On Sunday, Mayor Brandon Johnson visited one of Chicago’s megachurches, the Apostolic Church of God in Woodlawn.
The mayor sat down in front of the large South Side congregation for a discussion with the church’s pastor, Dr. Byron Brazier. Speaking about economic development, Johnson talked of the resources and investments his administration has made in Black communities and businesses.
He got to speaking about how Bowa Construction, a Black-owned company, had been awarded a contract to be the lead vendor on a cargo expansion project at O’Hare Airport. It was the first time in U.S. aviation history that a Black-owned contractor had won the lead on a major airport cargo expansion project, the mayor said.
All well and good. And to be celebrated for sure.
But then things got problematic. Very problematic.
In the context of the Bowa contract, Johnson said, “One thing I know for sure I have to do over these next two years: every single dime that our people have been robbed of, I’m going to make sure that is returned two-, three-fold.”
Whether he meant it this way or not, the clear implication was that the Johnson administration would attempt to award as much business as possible to Black-owned firms over the rest of his term.
Johnson surely knows that there are strict rules when it comes to city contracting. All but the smallest jobs must be competitively bid. The rules can get complex and there long have been worthy programs to help minority- and women-owned firms win city business. But the rules exist to ensure taxpayers get the best work possible at the lowest possible price and that bidders believe the process is fair and nondiscriminatory.
So while activists are free to opine on whether minority contractors ought to be favored because of the city’s past discriminatory patronage practices, a mayor simply shouldn’t do so. If he does, he invites reactions from those empowered to investigate, such as the U.S. Department of Justice.
In the same sit-down at the church, Johnson celebrated the many Black people who hold senior roles in his administration, listing their names one by one.
That prompted Assistant Attorney General for Civil Rights Harmeet Dhillon to fire off a letter to Johnson just a day after his Sunday appearance saying she’d authorized an investigation into whether his administration is violating federal civil rights law in its hiring practices.
Johnson didn’t help his cause when he prefaced that part of his discussion by saying, “Our people hire our people,” not far removed from the infamous “We don’t want nobody nobody sent” phrase, tied to the Richard J. Daley machine.
Dhillon mused in the letter about whether Johnson’s administration was showing a pattern of favoring Black candidates in employment decisions.

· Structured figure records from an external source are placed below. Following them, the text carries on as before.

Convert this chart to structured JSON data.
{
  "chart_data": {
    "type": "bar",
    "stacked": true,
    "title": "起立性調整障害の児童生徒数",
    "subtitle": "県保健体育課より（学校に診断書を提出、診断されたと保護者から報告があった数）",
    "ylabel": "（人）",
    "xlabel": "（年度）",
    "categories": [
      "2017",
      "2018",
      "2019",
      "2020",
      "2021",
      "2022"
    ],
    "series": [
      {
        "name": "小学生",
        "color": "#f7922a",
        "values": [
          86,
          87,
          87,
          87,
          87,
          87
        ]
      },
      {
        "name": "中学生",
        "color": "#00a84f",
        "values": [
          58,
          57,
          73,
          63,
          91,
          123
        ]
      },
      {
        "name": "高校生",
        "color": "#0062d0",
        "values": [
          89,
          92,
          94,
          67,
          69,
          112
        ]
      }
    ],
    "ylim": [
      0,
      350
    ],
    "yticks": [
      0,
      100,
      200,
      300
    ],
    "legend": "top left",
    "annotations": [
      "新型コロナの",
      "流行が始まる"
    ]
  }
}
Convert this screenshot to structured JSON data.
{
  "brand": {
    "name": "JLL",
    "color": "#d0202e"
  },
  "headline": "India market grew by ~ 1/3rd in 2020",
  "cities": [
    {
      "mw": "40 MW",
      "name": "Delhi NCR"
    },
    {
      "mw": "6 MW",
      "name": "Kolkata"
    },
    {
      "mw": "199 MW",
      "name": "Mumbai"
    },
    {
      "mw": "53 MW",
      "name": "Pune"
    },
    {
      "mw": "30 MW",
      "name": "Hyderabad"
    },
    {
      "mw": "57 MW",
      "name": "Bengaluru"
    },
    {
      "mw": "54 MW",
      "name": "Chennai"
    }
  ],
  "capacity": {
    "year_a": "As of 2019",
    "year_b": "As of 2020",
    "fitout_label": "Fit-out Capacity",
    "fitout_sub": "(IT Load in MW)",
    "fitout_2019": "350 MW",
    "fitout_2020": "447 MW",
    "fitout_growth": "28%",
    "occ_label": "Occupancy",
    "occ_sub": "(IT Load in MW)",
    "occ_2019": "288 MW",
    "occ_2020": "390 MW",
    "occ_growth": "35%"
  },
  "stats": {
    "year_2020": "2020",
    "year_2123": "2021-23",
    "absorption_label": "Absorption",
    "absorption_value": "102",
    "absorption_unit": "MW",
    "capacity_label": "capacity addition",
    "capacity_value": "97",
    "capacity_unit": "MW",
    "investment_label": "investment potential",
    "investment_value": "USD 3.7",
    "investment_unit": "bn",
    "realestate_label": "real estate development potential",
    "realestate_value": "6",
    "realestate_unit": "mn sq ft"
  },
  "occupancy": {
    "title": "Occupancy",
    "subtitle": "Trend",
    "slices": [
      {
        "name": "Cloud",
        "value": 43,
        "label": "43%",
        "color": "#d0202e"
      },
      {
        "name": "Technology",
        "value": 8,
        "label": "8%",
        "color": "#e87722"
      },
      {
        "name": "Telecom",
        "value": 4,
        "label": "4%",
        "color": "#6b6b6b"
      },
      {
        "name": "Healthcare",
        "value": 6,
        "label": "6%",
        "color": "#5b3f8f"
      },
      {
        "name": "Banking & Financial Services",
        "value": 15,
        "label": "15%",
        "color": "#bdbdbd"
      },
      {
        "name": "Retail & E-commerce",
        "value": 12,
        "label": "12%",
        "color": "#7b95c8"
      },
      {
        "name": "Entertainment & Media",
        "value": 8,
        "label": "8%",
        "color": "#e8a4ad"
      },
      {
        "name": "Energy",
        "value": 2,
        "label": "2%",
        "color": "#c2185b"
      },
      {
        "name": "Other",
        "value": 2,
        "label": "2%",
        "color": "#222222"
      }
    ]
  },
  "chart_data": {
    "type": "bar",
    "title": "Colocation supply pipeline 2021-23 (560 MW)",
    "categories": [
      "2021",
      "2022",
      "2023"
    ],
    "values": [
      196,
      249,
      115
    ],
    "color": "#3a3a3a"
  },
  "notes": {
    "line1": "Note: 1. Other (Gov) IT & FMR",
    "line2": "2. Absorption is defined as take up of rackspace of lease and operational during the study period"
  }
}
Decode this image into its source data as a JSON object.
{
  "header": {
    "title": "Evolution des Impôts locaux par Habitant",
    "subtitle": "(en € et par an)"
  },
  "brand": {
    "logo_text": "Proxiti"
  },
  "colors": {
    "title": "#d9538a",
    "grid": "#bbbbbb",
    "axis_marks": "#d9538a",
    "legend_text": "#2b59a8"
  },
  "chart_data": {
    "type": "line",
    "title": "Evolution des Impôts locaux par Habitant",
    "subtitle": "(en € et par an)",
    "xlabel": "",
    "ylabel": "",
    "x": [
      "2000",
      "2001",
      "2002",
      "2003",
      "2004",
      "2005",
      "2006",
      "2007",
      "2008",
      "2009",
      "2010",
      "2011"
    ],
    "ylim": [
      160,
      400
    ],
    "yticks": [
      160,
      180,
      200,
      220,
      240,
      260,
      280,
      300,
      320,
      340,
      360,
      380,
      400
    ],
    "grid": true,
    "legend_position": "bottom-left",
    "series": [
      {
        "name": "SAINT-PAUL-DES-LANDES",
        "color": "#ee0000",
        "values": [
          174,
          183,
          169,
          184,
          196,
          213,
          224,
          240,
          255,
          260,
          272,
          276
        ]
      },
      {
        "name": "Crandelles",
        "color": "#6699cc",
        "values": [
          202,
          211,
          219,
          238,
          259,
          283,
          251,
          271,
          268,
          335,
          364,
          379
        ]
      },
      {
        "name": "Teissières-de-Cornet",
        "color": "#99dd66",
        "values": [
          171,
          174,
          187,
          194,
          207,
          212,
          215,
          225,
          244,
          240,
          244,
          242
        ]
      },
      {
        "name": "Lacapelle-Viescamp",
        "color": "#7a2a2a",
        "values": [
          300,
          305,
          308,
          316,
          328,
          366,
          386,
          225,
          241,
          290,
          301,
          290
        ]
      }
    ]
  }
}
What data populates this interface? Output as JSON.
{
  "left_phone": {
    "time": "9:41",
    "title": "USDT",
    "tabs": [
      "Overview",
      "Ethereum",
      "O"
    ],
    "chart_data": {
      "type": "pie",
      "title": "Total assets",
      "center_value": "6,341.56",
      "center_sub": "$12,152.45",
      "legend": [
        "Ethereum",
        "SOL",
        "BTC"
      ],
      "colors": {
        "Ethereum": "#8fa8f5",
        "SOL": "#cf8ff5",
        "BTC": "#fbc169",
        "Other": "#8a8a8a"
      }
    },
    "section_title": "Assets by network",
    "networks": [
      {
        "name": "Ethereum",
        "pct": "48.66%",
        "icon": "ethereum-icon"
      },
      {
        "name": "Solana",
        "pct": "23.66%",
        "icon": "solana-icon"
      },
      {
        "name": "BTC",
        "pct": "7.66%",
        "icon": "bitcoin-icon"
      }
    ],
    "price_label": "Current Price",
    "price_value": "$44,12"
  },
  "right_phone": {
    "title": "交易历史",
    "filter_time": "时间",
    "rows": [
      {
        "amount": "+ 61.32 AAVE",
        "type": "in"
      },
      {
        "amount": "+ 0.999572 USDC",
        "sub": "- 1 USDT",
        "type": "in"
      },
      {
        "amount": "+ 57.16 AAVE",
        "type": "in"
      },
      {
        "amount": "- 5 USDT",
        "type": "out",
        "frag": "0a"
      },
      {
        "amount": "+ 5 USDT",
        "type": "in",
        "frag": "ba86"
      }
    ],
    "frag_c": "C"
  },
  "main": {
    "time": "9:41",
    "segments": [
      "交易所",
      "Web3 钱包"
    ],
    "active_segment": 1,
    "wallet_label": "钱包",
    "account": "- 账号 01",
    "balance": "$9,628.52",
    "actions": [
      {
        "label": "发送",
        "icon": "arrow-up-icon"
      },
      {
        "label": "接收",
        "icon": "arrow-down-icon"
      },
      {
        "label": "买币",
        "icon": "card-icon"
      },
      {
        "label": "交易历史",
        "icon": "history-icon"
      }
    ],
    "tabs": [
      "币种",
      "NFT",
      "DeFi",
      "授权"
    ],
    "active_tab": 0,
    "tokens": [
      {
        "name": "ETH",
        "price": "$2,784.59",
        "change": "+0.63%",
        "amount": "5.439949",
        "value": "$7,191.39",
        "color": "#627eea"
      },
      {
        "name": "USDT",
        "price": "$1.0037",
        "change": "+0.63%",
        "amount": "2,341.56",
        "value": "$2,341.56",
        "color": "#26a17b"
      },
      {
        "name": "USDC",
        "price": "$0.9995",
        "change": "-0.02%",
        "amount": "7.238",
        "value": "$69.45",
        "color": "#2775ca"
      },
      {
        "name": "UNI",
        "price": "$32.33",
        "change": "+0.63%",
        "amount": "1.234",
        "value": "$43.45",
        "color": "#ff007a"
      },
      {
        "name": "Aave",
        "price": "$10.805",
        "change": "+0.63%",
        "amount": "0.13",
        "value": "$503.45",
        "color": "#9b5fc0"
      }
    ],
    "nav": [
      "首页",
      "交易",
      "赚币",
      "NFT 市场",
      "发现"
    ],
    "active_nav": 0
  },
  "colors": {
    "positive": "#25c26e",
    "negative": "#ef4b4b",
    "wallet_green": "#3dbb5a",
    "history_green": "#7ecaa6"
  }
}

Vendors are a particular concern to us because of how much they impact taxpayers. Statements about “making sure” favored firms get their piece of the pie — and then some (“two-, three-fold”) — should impel more scrutiny of the administration’s contracting practices.
The notorious “Shakman decree,” a federal court order imposed on the city decades ago and barring patronage hiring practices prevalent in the days of the first Mayor Daley, was lifted in 2014 — during the mayoralty of Rahm Emanuel, ironically a frequent verbal punching bag for the current mayor. It shouldn’t be a tall order for this mayor — or future mayors — to avoid the kind of rhetoric inviting a redux of such legal oversight.
Even if the administration hasn’t put its thumb on the contracting scales in the way Johnson suggested Sunday, such reckless rhetoric could well discourage qualified companies from bothering to bid on future projects, to the disadvantage of taxpayers. Perception easily can become reality.
Then there’s the corrosive message the rest of the city is hearing in these remarks. As 15th Ward Ald. Ray Lopez, a frequent Johnson critic, noted, the reaction to Johnson’s messaging “validates the concerns many people have throughout the city of Chicago that this isn’t a mayor for everyone.”
Indeed.
There are ways for Brandon Johnson to communicate his record to voters without exacerbating the ethnic divisions that long have stymied progress in this city.
No, Chicago’s record of racial discrimination is not confined strictly to the past. And too many neighborhoods held back by racist policies and practices by past powers-that-be still are feeling the effects. Plenty of folks of all races, creeds and colors realize that, and many have spent years trying to repair the damage.
But our mayor is supposed to be the mayor of the city of Chicago, not just some of its neighborhoods. Johnson sounds like he doesn’t mind if he’s perceived as caring about only some Chicagoans and not all.